Personal information
- Born: 25 April 2000 (age 26) Bregenz, Austria
- Nationality: German
- Height: 1.98 m (6 ft 6 in)
- Playing position: Left back, centre back

Club information
- Current club: VfL Gummersbach
- Number: 15

Youth career
- Years: Team
- 2011–2017: ATSV Habenhausen
- 2017–2019: HC Bremen
- 2017–2018: → ATSV Habenhausen
- → 2018–2019: Wilhelmshavener HV

Senior clubs
- Years: Team
- 2019–2021: Füchse Berlin
- 2020–1/2021: → Wilhelmshavener HV (loan)
- 2021–2022: GWD Minden
- 2022–: VfL Gummersbach

National team ^{1}
- Years: Team / Apps / (Gls)
- 2025–: Germany / 17 / (39)

Medal record
European Championship
| Silver medal – second place | 2026 Denmark/Norway/Sweden |  |

= Miro Schluroff =

German handball player (born 2000)

Miro Schluroff (born 25 April 2000) is a German handball player for VfL Gummersbach. In addition to indoor handball, he also plays beach handball.

== Career ==
Schluroff started playing handball aged 10, after playing soccer and tennis earlier. Initially he played for ATSV Habenhausen and then he joined HC Bremen in 2017-18. In 2019-18 he was loaned to Wilhelmshavener HV in the 2nd Handball-Bundesliga. After that season he joined Bundesliga team Füchse Berlin, where he played for the 2nd team in the 3. Liga.

He made his debut in the Bundesliga on 8 March 2020 in a home game against SG Flensburg-Handewitt.

After the Covid season in 2020-21 he joined Wilhelmshavener HV on loan again. The loan ended already after 7 games in January 2021, he then joined Bundesliga team GWD Minden to replace the long-term injured Miljan Pušica.

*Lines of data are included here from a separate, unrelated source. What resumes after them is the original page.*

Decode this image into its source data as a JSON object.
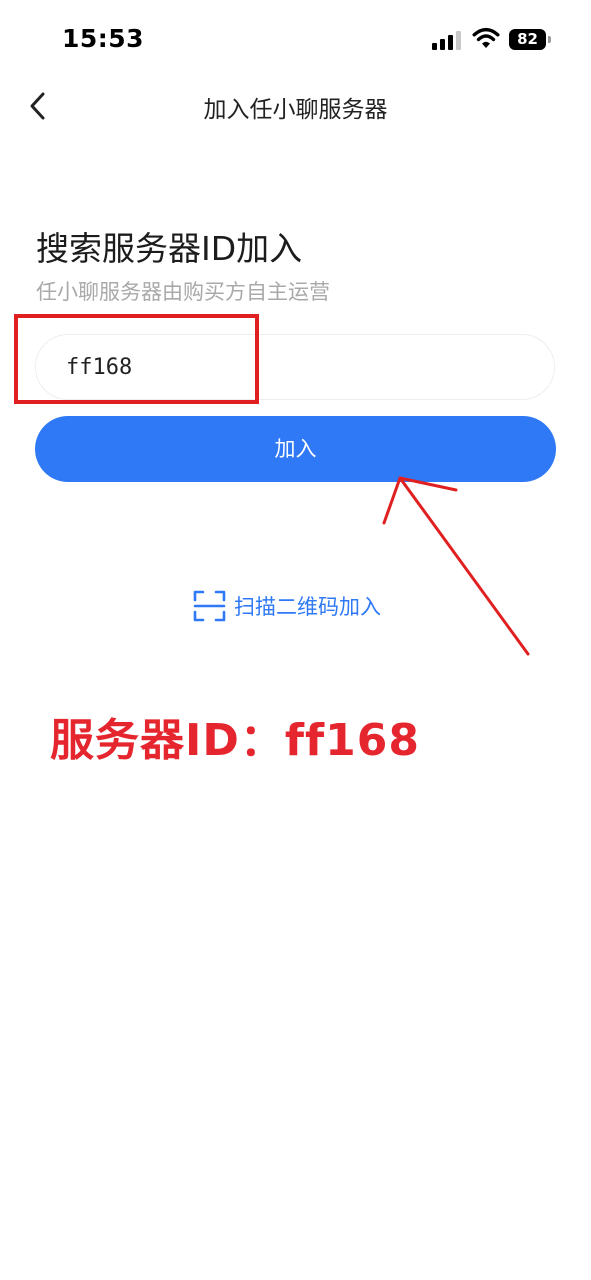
{
  "status_bar": {
    "time": "15:53",
    "battery_level": "82"
  },
  "nav": {
    "title": "加入任小聊服务器",
    "back_icon": "chevron-left-icon"
  },
  "main": {
    "heading": "搜索服务器ID加入",
    "subtitle": "任小聊服务器由购买方自主运营",
    "server_id_value": "ff168",
    "join_button_label": "加入",
    "scan_label": "扫描二维码加入",
    "scan_icon": "scan-qr-icon"
  },
  "annotation": {
    "text": "服务器ID：ff168",
    "color": "#e5262e"
  },
  "colors": {
    "accent": "#2f79f6",
    "highlight": "#e02020"
  }
}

For the 2022-23 season he joined VfL Gummersbach. In 2025 he extended his contract until 2029.

=== National team ===
Schluroff made his debut for the German national team on 13 March 2025 in a European Championship qualification game against Austria.
His first major international tournament was the 2026 European Men's Handball Championship, where Germany won silver medals, losing to Denmark in the final.

=== Beach ===
In Beach handball Schluroff played for Team Nordlichter. In 2018 he won the U18 European Beach Handball Championship with the German team.

== Personal life ==
His sister Tony and his cousin Luc are both handball players, and play in the lower leagues of German handball.

His father, Lars Unger, is a former soccer player for Werder Bremen. Miro was born in Bregenz, Austria because his father was playing for SW Bregenz at the time.